Akari Endo Sepúlveda (born November 8, 1989) is a Dominican and Japanese actress. Her first major role was as a supporting actress in the film Who's the Boss? (2013), Spanish: "¿Quién Manda?" as Melissa, for which she received a nomination in La Silla Awards for Best Actress in a Supporting Role. In December 2013, she starred in the film Cristo Rey screened at the 2013 Toronto International Film Festival. Akari Endo and Casper Van Dien starred in the Syfy movie Sharktopus vs. Whalewolf, released in 2015.. Akari Endo and Cameron McKendry starred in the feature film An Accidental Zombie (Named Ted), released in 2018, which also starred Kane Hodder, Naomi Grossman and Gary Anthony Williams.
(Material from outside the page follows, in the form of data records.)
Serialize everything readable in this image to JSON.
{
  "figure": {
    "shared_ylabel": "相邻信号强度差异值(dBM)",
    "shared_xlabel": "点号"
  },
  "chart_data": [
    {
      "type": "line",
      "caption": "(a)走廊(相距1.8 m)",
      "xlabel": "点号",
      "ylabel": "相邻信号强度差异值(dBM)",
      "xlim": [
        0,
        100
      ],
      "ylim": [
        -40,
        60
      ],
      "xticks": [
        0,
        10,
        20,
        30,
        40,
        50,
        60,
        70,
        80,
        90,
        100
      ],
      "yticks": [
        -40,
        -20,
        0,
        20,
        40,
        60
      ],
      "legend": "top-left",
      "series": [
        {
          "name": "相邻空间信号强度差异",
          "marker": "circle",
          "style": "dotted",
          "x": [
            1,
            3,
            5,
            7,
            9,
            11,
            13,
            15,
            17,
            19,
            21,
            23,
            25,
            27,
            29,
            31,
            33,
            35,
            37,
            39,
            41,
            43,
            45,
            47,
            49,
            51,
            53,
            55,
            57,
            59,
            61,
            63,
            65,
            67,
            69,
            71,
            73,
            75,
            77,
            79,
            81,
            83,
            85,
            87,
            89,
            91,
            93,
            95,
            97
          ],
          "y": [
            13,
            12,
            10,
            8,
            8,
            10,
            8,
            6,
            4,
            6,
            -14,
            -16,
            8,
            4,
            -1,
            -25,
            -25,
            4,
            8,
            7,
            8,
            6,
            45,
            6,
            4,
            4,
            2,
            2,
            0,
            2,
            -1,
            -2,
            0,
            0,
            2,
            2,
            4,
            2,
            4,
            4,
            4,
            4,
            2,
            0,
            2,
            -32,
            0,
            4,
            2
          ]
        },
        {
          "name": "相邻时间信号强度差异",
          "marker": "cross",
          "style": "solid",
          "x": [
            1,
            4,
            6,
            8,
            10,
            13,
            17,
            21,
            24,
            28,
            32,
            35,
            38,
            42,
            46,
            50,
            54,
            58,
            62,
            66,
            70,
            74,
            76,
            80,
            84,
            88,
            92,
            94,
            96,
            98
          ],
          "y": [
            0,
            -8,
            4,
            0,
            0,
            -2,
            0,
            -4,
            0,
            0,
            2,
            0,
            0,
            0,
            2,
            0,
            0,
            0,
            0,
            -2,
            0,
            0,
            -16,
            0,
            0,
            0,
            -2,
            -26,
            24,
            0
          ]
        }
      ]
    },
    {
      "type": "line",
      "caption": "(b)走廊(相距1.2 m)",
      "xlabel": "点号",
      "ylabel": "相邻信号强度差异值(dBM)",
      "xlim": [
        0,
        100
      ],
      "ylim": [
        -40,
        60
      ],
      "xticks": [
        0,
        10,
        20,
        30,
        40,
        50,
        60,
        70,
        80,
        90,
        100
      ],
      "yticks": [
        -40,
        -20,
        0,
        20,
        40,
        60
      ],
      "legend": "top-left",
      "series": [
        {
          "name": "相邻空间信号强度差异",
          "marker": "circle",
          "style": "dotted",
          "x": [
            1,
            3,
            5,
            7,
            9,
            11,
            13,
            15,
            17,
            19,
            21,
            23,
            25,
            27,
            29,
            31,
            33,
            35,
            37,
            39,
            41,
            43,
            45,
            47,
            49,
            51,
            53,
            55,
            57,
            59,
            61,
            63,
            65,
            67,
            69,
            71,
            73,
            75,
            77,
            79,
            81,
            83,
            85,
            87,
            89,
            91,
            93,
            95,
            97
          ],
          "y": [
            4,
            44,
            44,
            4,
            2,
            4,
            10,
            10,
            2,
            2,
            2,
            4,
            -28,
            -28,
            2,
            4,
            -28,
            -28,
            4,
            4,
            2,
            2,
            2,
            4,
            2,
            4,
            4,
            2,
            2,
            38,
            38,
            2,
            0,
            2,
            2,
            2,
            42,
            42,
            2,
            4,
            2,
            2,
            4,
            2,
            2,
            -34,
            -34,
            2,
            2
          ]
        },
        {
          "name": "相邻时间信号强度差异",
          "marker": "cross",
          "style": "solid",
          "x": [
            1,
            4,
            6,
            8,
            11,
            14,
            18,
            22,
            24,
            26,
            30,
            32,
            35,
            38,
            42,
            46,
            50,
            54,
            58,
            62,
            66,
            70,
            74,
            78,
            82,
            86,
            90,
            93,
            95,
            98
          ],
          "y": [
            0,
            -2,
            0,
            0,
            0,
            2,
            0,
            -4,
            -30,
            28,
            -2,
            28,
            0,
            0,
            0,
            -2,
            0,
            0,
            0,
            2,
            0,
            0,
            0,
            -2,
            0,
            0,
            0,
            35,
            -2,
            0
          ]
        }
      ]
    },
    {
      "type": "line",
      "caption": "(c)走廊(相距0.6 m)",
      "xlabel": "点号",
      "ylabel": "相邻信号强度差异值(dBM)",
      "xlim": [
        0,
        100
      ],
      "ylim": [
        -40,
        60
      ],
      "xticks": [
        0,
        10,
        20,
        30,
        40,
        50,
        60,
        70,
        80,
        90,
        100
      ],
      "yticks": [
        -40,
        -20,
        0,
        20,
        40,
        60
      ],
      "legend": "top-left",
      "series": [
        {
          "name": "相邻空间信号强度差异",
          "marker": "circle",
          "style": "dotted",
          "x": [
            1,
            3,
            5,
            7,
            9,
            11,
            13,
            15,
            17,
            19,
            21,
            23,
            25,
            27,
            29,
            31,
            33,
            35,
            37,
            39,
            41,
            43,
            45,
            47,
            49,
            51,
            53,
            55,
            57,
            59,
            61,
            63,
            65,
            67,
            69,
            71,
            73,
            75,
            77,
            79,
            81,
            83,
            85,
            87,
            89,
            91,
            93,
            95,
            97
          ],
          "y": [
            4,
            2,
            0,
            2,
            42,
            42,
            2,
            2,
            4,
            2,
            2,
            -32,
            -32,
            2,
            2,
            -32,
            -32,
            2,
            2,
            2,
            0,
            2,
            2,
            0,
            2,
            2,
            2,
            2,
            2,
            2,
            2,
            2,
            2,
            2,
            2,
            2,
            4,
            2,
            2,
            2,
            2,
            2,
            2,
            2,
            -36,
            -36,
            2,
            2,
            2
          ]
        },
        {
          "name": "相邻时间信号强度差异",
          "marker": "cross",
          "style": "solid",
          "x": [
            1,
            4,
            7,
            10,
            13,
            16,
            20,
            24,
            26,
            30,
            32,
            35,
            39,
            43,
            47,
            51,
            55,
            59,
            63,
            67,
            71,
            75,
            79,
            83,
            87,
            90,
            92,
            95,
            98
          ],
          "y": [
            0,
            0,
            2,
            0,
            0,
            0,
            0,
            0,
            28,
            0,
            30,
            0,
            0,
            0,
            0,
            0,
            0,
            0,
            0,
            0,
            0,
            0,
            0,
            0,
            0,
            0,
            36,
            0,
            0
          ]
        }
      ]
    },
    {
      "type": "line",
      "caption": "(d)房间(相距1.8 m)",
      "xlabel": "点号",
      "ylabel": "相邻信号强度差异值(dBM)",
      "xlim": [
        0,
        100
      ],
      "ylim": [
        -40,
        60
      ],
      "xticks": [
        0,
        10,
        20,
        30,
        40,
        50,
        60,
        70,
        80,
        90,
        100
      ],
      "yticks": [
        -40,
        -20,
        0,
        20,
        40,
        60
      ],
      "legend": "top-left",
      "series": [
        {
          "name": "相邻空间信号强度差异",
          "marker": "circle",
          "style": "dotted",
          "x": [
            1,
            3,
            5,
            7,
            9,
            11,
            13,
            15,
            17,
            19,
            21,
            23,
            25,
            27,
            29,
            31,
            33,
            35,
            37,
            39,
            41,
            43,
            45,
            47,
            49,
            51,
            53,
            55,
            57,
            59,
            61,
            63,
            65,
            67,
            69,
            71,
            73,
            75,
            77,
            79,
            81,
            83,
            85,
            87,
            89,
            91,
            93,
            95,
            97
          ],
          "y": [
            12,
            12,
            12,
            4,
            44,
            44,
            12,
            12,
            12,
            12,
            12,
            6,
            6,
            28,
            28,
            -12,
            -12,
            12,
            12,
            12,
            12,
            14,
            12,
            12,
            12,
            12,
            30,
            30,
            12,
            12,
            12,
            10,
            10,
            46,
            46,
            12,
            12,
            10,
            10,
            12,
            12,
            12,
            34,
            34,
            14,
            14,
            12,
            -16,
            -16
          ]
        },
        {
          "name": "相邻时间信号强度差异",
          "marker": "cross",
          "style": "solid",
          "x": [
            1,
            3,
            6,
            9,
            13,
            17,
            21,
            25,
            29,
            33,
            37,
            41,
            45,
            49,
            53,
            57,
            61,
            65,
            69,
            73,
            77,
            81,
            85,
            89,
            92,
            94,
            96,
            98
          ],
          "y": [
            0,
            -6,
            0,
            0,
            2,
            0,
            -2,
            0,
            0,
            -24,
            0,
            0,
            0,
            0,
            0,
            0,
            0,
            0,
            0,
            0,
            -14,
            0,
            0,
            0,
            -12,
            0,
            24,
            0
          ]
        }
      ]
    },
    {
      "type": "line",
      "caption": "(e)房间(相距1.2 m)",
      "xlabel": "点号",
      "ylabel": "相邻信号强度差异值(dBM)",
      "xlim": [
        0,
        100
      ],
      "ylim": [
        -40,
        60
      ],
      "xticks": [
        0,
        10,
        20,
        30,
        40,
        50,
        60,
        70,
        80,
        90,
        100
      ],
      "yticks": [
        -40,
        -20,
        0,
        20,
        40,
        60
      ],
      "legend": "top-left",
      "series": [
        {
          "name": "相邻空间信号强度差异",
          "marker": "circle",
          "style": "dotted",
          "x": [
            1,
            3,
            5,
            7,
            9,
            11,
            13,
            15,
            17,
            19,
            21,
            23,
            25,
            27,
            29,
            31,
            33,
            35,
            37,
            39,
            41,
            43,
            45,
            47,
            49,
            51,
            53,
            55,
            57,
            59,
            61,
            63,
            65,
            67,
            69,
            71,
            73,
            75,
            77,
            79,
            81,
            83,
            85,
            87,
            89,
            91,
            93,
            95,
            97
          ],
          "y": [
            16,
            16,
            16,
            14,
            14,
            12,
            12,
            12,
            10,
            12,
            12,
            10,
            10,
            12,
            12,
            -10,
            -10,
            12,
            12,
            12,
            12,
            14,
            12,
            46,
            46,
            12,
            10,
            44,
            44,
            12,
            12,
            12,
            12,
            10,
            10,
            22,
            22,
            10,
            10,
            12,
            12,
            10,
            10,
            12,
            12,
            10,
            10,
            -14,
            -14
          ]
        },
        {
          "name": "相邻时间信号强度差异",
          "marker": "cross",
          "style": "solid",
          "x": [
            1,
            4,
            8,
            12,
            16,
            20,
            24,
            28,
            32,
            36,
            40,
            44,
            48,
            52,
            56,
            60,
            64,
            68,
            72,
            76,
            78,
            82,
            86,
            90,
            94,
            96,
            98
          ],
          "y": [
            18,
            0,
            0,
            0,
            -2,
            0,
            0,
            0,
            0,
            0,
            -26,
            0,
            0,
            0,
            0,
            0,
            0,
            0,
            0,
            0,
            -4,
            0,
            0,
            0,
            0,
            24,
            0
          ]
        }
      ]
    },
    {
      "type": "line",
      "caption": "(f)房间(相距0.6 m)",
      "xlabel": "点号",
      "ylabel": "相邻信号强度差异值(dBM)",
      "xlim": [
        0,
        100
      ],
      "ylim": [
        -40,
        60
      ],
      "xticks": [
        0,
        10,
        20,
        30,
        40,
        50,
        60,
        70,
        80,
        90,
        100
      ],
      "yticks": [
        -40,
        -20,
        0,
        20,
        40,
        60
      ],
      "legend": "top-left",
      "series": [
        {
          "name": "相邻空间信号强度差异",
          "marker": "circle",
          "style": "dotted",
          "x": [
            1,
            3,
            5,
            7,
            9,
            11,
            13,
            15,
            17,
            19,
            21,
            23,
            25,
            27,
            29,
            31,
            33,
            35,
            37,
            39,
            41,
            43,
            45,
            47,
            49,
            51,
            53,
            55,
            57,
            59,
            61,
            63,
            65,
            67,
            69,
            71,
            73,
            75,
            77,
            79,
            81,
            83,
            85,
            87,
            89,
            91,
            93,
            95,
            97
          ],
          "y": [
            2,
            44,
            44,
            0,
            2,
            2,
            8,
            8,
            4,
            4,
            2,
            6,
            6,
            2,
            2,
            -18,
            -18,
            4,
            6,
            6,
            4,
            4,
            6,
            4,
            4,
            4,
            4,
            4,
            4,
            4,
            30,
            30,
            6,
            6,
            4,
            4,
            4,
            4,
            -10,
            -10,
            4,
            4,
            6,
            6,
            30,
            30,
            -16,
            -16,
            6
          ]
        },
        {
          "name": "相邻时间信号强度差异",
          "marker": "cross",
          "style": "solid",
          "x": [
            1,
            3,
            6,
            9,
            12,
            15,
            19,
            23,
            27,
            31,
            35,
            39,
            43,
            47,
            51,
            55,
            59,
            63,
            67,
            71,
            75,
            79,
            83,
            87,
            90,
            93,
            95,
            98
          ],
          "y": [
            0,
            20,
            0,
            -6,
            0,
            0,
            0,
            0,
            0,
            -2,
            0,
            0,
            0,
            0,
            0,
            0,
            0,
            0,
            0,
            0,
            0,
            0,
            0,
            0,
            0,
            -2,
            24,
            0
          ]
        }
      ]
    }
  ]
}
Akari Endo is also known for Musical Theatre performances in the Dominican Republic. She played the role of Gabriella Montez in High School Musical On Stage!, Kate in Annie, Bombalurina in CATS, Consuelo in West Side Story, La China in Esperanza (Musical based on Juan Luis Guerra songs), Alexi Darling in RENT and Mitchie Torres in Camp Rock. Her last major role in Musical Theatre was Elle Woods in Legally Blonde.